O contrato garantiria faturamento de mais R$ 2,057 milhões. A ordem de serviço foi assinada em janeiro de 2022 e o prazo de entrega foi estipulado em oito meses. Havia pressa porque a queda da ponte antiga, que ruiu em 6 de agosto quando uma carreta com 45 toneladas passava pela estrutura feita para suportar apenas 15 toneladas, deixou centenas de moradores de chácaras e fazendas isolados.
Nove meses depois e com a obra longe de ser concluída, a prefeitura rompeu o contrato alegando descumprimento de normas contratuais. A empresa, por sua vez, recorreu à Justiça alegando que a demora era resultado da inércia da própria prefeitura, que estava devendo quase R$ 700 mil.
Ao recorrer e conseguir uma liminar para retomar o contrato, a empresa alegou estar sem dinheiro e pediu isenção da cobrança de custas processuais, mas a Justiça negou. Se o magistrado soubesse que a empresa funcionava em uma edícula sem portas, janelas, telhado, água e luz, provavelmente teria concedido a isenção.
Posteriormente esta liminar caiu e até o hoje a disputa judicial segue, mas a prefeitura acabou contratando outra empresa e a previsão é de que até dezembro a ponte finalmente esteja concluída, uma vez que as bases estão em fase de conclusão e o próximo passo será a colocação das vigas de concreto sobre o Rio Nioaque .
A CASA
Essa história nada engraçada chegou ao conhecimento da promotora Mariana Sleiman em abril deste ano, depois que a vereadora Rosemeire Meza Arruda, que chegou a ser secretária do prefeito Valdir Couto de Souza Júnior em seu primeiro mandato, resolveu formalizar uma denúncia sobre suposto jogo de cartas marcadas envolvendo a empreiteira e a administração municipal.
“Essa empresa Taquion venceu praticamente todas as licitações de obras grandes de Nioaque nos anos de 2020 e 2021, o que é no mínimo muito suspeito por causa do grande valor das obras”, escreveu em sua denúncia entregue ao MPE.
A citação aparece no documento logo depois de anexar fotos que ela mesma diz ter tirado da sede da empresa no Bairro Nova Lima. A vereadora revela que falou com vizinhos e que estes nunca viram empreiteira nenhuma funcionando naquele local.

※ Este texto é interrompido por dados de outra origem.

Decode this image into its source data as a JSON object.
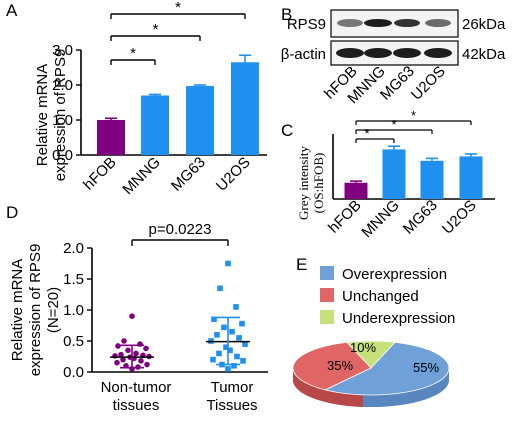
{
  "panels": {
    "A": "A",
    "B": "B",
    "C": "C",
    "D": "D",
    "E": "E"
  },
  "colors": {
    "purple": "#800080",
    "blue": "#1f8ff0",
    "overexpression": "#6fa0d8",
    "unchanged": "#e06666",
    "underexpression": "#c6e07a"
  },
  "chart_data": [
    {
      "id": "A",
      "type": "bar",
      "categories": [
        "hFOB",
        "MNNG",
        "MG63",
        "U2OS"
      ],
      "values": [
        1.0,
        1.7,
        1.97,
        2.65
      ],
      "errors": [
        0.05,
        0.03,
        0.03,
        0.2
      ],
      "ylabel": [
        "Relative mRNA",
        "expression of RPS9"
      ],
      "ylim": [
        0,
        3.0
      ],
      "yticks": [
        "0.0",
        "1.0",
        "2.0",
        "3.0"
      ],
      "significance": [
        "*",
        "*",
        "*"
      ]
    },
    {
      "id": "B",
      "type": "table",
      "rows": [
        {
          "label": "RPS9",
          "size": "26kDa"
        },
        {
          "label": "β-actin",
          "size": "42kDa"
        }
      ],
      "lanes": [
        "hFOB",
        "MNNG",
        "MG63",
        "U2OS"
      ]
    },
    {
      "id": "C",
      "type": "bar",
      "categories": [
        "hFOB",
        "MNNG",
        "MG63",
        "U2OS"
      ],
      "values": [
        1.0,
        3.05,
        2.35,
        2.62
      ],
      "errors": [
        0.1,
        0.2,
        0.15,
        0.15
      ],
      "ylabel": [
        "Grey intensity",
        "(OS:hFOB)"
      ],
      "ylim": [
        0,
        4
      ],
      "significance": [
        "*",
        "*",
        "*"
      ]
    },
    {
      "id": "D",
      "type": "scatter",
      "groups": [
        "Non-tumor\ntissues",
        "Tumor\nTissues"
      ],
      "group_labels": [
        [
          "Non-tumor",
          "tissues"
        ],
        [
          "Tumor",
          "Tissues"
        ]
      ],
      "series": [
        {
          "values": [
            0.9,
            0.5,
            0.45,
            0.42,
            0.38,
            0.35,
            0.3,
            0.28,
            0.27,
            0.26,
            0.25,
            0.24,
            0.22,
            0.2,
            0.18,
            0.15,
            0.12,
            0.1,
            0.08,
            0.05
          ],
          "mean": 0.24,
          "sd_low": 0.07,
          "sd_high": 0.43
        },
        {
          "values": [
            1.75,
            1.35,
            1.05,
            0.85,
            0.78,
            0.72,
            0.65,
            0.6,
            0.55,
            0.5,
            0.45,
            0.4,
            0.35,
            0.3,
            0.25,
            0.2,
            0.18,
            0.12,
            0.1,
            0.05
          ],
          "mean": 0.49,
          "sd_low": 0.12,
          "sd_high": 0.88
        }
      ],
      "ylabel": [
        "Relative mRNA",
        "expression of RPS9",
        "(N=20)"
      ],
      "ylim": [
        0,
        2.0
      ],
      "yticks": [
        "0.0",
        "0.5",
        "1.0",
        "1.5",
        "2.0"
      ],
      "annotation": "p=0.0223"
    },
    {
      "id": "E",
      "type": "pie",
      "labels": [
        "Overexpression",
        "Unchanged",
        "Underexpression"
      ],
      "values": [
        55,
        35,
        10
      ],
      "slice_labels": [
        "55%",
        "35%",
        "10%"
      ]
    }
  ]
}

No muro aparece um resquício do numeral 620, mas no cadastro oficial da prefeitura o imóvel ao lado da igreja está com a numeração 618, exatamente como aparece nos documentos oficiais da empreiteira.

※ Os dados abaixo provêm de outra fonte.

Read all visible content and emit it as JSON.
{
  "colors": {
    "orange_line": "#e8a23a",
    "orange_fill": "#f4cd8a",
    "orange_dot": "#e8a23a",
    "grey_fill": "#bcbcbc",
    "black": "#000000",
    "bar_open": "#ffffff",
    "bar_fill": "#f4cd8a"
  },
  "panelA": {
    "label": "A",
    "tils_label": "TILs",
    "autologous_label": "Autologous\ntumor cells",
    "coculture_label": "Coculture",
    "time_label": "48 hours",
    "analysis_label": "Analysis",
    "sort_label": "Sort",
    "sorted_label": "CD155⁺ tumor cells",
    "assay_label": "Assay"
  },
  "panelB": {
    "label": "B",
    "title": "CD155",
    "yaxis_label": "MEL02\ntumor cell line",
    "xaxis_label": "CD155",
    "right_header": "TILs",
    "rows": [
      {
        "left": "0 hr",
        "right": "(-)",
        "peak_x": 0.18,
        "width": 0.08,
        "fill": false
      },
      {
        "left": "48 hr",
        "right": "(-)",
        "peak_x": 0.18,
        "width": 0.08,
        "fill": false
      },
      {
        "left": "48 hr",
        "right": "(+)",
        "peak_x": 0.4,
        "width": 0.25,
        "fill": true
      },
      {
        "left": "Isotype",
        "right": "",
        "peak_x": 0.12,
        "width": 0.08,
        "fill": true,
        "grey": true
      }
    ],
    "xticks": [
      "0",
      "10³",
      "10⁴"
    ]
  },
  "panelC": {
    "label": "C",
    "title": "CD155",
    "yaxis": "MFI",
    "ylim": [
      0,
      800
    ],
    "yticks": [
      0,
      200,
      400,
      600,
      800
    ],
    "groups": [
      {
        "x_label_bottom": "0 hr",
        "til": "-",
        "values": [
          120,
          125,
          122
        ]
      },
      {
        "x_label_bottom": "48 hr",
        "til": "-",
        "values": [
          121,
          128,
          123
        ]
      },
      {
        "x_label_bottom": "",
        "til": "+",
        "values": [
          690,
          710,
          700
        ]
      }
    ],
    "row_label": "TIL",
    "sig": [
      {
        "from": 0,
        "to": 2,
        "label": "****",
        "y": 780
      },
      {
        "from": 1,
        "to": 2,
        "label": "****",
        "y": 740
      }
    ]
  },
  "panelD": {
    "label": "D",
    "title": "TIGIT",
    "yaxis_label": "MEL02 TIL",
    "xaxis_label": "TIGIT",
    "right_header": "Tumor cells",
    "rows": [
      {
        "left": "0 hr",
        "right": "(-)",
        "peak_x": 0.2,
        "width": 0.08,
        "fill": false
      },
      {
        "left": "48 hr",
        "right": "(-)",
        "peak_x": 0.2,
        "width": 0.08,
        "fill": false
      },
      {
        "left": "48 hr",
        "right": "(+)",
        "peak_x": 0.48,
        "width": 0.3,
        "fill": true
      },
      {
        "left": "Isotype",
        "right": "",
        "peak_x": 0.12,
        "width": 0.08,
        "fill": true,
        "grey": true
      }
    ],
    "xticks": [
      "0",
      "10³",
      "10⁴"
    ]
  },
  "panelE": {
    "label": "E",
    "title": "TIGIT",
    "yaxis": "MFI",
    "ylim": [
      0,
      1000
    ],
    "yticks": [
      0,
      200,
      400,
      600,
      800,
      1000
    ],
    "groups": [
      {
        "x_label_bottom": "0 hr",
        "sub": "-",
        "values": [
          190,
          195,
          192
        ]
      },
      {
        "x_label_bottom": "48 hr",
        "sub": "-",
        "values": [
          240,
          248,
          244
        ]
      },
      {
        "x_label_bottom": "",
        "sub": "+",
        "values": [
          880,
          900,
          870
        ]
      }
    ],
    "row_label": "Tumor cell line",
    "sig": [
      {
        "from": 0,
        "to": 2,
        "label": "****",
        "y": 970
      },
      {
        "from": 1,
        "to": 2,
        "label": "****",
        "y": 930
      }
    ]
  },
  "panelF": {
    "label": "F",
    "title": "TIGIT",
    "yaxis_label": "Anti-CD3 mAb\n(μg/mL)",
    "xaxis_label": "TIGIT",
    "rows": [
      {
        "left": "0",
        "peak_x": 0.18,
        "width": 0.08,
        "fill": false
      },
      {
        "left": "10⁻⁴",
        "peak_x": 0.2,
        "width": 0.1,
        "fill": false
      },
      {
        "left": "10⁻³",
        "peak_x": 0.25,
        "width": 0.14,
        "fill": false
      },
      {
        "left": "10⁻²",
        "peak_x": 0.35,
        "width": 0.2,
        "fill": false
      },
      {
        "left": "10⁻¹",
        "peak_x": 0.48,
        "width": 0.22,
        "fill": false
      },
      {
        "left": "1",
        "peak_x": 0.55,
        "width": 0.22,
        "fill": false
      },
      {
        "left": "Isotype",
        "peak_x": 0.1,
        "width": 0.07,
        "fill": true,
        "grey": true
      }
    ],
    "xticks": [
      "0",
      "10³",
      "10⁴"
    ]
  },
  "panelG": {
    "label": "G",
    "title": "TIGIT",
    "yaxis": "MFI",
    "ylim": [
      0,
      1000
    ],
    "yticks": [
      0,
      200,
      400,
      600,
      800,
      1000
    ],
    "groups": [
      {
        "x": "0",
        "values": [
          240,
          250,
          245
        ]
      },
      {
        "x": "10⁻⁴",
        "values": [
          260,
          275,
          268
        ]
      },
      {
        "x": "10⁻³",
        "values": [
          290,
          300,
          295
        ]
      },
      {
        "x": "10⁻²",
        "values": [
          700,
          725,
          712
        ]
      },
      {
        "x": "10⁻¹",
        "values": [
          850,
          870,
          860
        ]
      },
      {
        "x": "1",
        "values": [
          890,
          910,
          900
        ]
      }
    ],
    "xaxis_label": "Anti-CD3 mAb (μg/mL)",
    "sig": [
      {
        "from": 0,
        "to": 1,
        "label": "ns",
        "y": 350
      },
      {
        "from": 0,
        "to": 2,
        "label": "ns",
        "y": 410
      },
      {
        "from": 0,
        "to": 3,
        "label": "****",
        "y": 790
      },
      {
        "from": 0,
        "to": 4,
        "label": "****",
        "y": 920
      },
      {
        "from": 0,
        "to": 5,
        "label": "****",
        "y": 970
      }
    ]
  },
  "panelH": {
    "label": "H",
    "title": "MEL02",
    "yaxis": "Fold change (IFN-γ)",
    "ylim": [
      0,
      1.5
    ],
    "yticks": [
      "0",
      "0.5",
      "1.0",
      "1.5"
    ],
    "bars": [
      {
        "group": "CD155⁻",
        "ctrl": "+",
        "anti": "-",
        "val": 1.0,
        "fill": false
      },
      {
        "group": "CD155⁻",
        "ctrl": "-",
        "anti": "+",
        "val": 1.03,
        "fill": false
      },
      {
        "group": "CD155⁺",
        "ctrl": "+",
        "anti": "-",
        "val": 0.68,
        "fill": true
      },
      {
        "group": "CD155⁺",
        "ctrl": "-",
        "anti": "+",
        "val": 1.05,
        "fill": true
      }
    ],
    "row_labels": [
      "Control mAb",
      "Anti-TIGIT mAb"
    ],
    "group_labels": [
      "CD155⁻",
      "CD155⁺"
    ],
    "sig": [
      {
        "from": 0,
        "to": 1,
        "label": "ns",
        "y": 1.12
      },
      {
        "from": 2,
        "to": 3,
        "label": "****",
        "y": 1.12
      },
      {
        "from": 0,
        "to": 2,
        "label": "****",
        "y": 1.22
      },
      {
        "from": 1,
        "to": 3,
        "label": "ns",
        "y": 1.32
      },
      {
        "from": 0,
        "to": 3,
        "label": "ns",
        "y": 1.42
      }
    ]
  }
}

Agora, seis meses depois da apresentação da denúncia, o MPE promete fazer devassa não só no contrato da ponte, mas também nos outros dois. “Solicite-se apoio junto ao DAEX, para que a equipe técnica do MPMS realize a análise acerca da legalidade e regularidade dos processos licitatórios que ensejaram a celebração dos três contratos licitatórios celebrados entre a empresa Táquion Obras de Infraestrutura Ltda e a Prefeitura Municipal de Nioaque (Contratos nº 72/2021, 061/2021, 086/2020)”, diz a promotora na página 4104 do inquérito.
Atualmente existe uma passagem improvisada próximo ao local onde a ponte está sendo construída e até caminhões conseguem passar. Porém, quando o nível da água sobe, moradores da outra margem precisam fazer um desvio de 45 quilômetros para chegar à cidade.
Na sexta-feira (10) e neste sábado (11) o Correio do Estado entrou em contado uma série de vezes com o número de telefone citado no inquérito e que seria do advogado que representa a empreiteira. Na primeira tentativa, uma mulher atendeu e disse que não havia ninguém com o nome citado. Nas vezes seguintes, ninguém atendeu.